When a cainjector pod is killed, the Deployment controller should restart it and the component should recover within the recovery timeout.

Experiment YAML

apiVersion: chaos.operatorchaos.io/v1alpha1
kind: ChaosExperiment
metadata:
  name: cainjector-pod-kill
spec:
  tier: 1
  target:
    operator: cert-manager
    component: cainjector
    resource: Deployment/cert-manager-cainjector
  steadyState:
    checks:
      - type: conditionTrue
        apiVersion: apps/v1
        kind: Deployment
        name: cert-manager-cainjector
        namespace: cert-manager
        conditionType: Available
    timeout: "30s"
  injection:
    type: PodKill
    parameters:
      labelSelector: app.kubernetes.io/name=cainjector
    ttl: "30s"
  hypothesis:
    description: >-
      When a cainjector pod is killed, the Deployment controller should
      restart it and the component should recover within the recovery timeout.
    recoveryTimeout: 120s
  blastRadius:
    maxPodsAffected: 1
    allowedNamespaces:
      - cert-manager

cainjector-network-partition¶

Type: NetworkPartition
Danger Level: medium
Component: cainjector

When cainjector pods are network-isolated via a deny-all NetworkPolicy, the component should detect the partition and recover once connectivity is restored.

Experiment YAML

apiVersion: chaos.operatorchaos.io/v1alpha1
kind: ChaosExperiment
metadata:
  name: cainjector-network-partition
spec:
  tier: 2
  target:
    operator: cert-manager
    component: cainjector
    resource: Deployment/cert-manager-cainjector
  steadyState:
    checks:
      - type: conditionTrue
        apiVersion: apps/v1
        kind: Deployment
        name: cert-manager-cainjector
        namespace: cert-manager
        conditionType: Available
    timeout: "30s"
  injection:
    type: NetworkPartition
    parameters:
      labelSelector: app.kubernetes.io/name=cainjector
    ttl: "60s"
  hypothesis:
    description: >-
      When cainjector pods are network-isolated via a deny-all NetworkPolicy,
      the component should detect the partition and recover once connectivity
      is restored.
    recoveryTimeout: 180s
  blastRadius:
    maxPodsAffected: 1
    allowedNamespaces:
      - cert-manager

cainjector-label-stomping¶

Type: LabelStomping
Danger Level: high
Component: cainjector

When a label used for resource discovery is overwritten on the cainjector Deployment, the operator should detect the label drift and restore the correct label value.

Experiment YAML

apiVersion: chaos.operatorchaos.io/v1alpha1
kind: ChaosExperiment
metadata:
  name: cainjector-label-stomping
spec:
  tier: 3
  target:
    operator: cert-manager
    component: cainjector
    resource: Deployment/cert-manager-cainjector
  steadyState:
    checks:
      - type: resourceExists
        apiVersion: apps/v1
        kind: Deployment
        name: cert-manager-cainjector
        namespace: cert-manager
    timeout: "30s"
  injection:
    type: LabelStomping
    dangerLevel: high
    parameters:
      apiVersion: apps/v1
      kind: Deployment
      name: cert-manager-cainjector
      labelKey: app.kubernetes.io/name
      action: overwrite
    ttl: "300s"
  hypothesis:
    description: >-
      When a label used for resource discovery is overwritten on the
      cainjector Deployment, the operator should detect the label drift
      and restore the correct label value.
    recoveryTimeout: 120s
  blastRadius:
    maxPodsAffected: 1
    allowDangerous: true
    allowedNamespaces:
      - cert-manager

cainjector-quota-exhaustion¶

Type: QuotaExhaustion
Danger Level: high
Component: cainjector

When a ResourceQuota with zero limits is applied to cert-manager, no new pods can be created.
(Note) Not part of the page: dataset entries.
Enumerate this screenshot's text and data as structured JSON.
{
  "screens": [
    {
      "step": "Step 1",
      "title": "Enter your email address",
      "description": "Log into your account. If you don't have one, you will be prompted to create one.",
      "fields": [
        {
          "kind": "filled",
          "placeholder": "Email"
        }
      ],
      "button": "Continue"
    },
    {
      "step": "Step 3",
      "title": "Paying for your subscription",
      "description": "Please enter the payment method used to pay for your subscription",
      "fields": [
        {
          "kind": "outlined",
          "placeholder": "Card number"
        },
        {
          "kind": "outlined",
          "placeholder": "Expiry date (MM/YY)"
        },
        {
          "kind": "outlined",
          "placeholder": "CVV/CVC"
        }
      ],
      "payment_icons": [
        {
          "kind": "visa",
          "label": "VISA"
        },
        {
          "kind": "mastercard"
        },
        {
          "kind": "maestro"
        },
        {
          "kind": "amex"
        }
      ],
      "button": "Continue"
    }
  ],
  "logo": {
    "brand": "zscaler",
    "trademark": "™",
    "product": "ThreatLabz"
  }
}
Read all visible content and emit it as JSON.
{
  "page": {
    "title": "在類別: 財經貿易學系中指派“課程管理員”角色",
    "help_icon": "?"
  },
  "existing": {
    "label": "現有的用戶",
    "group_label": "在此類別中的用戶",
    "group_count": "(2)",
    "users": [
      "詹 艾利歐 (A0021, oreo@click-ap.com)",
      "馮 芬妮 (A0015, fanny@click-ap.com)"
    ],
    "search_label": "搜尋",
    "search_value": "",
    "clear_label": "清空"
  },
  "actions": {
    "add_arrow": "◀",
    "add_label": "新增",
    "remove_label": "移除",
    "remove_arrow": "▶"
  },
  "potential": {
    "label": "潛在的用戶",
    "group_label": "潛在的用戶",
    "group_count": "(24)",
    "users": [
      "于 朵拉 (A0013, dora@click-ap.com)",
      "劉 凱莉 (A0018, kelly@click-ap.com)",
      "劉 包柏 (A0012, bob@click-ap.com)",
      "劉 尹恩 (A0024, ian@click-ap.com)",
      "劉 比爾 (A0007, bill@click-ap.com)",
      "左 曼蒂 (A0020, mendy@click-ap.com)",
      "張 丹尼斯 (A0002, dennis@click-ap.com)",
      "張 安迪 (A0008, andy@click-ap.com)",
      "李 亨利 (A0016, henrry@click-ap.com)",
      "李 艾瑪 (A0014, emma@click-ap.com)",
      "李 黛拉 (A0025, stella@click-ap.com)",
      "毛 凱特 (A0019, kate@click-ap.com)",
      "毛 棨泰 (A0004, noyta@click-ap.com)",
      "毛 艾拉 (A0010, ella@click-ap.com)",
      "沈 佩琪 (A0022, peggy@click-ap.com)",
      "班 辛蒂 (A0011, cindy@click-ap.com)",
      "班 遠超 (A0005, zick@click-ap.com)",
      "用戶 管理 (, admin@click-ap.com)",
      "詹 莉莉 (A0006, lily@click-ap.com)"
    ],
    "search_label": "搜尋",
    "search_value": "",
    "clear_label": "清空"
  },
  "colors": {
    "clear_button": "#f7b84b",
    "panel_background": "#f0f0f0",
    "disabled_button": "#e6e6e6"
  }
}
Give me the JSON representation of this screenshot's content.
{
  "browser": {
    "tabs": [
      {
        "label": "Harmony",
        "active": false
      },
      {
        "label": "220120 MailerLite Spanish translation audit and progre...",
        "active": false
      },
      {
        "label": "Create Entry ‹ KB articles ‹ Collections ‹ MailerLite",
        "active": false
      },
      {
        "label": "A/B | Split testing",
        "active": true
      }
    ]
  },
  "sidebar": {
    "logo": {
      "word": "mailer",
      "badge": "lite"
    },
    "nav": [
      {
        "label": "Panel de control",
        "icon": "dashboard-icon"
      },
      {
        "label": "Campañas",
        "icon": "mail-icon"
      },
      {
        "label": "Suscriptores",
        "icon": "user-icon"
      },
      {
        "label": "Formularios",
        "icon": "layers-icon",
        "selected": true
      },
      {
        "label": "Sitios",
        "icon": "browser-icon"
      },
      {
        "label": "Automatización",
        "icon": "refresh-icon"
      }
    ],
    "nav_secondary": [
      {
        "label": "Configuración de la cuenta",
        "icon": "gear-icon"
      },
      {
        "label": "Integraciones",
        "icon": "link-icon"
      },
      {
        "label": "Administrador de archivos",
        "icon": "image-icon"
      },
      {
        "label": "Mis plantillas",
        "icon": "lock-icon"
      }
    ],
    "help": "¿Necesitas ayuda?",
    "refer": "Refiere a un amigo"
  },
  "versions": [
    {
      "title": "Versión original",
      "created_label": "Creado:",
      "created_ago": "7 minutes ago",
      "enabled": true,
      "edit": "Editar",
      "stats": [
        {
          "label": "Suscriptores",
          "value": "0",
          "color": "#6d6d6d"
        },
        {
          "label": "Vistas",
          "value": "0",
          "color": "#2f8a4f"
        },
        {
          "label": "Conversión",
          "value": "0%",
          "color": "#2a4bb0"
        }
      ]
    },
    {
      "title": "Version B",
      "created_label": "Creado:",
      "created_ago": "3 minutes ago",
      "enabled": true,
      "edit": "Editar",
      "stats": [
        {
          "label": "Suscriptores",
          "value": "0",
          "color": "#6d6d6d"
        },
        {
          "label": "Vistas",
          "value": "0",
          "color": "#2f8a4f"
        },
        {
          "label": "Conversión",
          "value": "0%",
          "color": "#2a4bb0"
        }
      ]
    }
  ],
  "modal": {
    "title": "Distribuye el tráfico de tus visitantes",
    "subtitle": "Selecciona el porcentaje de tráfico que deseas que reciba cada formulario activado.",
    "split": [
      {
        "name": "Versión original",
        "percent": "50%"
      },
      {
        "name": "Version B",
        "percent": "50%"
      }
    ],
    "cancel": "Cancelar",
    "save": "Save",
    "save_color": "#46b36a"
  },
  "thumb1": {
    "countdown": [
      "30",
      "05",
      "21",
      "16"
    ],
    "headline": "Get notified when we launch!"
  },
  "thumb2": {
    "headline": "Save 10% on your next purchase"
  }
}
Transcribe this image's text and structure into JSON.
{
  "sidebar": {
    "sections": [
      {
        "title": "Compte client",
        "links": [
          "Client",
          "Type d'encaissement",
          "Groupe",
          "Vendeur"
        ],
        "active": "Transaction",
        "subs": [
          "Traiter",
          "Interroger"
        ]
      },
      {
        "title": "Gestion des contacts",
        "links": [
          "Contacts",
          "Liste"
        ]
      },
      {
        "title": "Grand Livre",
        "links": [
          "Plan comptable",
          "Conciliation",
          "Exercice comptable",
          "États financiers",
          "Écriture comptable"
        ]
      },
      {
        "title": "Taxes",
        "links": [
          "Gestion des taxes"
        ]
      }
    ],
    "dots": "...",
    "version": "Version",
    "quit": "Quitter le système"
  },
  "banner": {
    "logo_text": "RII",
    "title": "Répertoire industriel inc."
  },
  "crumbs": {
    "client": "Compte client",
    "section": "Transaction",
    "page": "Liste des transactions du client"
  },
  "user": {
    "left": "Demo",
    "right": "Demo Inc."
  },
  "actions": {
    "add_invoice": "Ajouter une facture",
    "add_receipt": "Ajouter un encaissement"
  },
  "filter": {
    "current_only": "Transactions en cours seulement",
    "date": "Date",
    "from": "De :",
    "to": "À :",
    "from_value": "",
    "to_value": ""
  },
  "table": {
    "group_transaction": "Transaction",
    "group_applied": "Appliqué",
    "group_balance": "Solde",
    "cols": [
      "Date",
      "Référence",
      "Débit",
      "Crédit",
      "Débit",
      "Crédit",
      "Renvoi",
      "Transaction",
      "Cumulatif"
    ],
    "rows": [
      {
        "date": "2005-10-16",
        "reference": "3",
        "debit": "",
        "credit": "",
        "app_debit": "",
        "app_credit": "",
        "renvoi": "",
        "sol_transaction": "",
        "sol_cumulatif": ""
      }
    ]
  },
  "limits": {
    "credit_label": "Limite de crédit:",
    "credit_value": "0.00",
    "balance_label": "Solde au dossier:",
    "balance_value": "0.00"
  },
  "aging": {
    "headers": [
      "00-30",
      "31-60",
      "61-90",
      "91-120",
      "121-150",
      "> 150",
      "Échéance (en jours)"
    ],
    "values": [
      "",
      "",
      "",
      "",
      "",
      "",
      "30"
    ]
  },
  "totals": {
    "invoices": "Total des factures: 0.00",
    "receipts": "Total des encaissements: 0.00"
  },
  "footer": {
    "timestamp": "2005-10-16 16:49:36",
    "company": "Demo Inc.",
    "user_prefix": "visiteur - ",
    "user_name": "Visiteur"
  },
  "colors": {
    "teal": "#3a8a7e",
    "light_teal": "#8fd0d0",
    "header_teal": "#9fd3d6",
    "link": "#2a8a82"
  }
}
The cainjector should handle quota exhaustion gracefully. The chaos framework removes the quota via TTL-based cleanup.

Experiment YAML

apiVersion: chaos.operatorchaos.io/v1alpha1
kind: ChaosExperiment
metadata:
  name: cainjector-quota-exhaustion
spec:
  tier: 5
  target:
    operator: cert-manager
    component: cainjector
    resource: ResourceQuota/chaos-quota-cainjector
  steadyState:
    checks:
      - type: conditionTrue
        apiVersion: apps/v1
        kind: Deployment
        name: cert-manager-cainjector
        namespace: cert-manager
        conditionType: Available
    timeout: "30s"
  injection:
    type: QuotaExhaustion
    dangerLevel: high
    parameters:
      quotaName: chaos-quota-cainjector
      pods: "0"
      cpu: "0"
      memory: "0"
    ttl: "60s"
  hypothesis:
    description: >-
      When a ResourceQuota with zero limits is applied to cert-manager,
      no new pods can be created. The cainjector should handle quota
      exhaustion gracefully. The chaos framework removes the quota via
      TTL-based cleanup.
    recoveryTimeout: 120s
  blastRadius:
    maxPodsAffected: 1
    allowDangerous: true
    allowedNamespaces:
      - cert-manager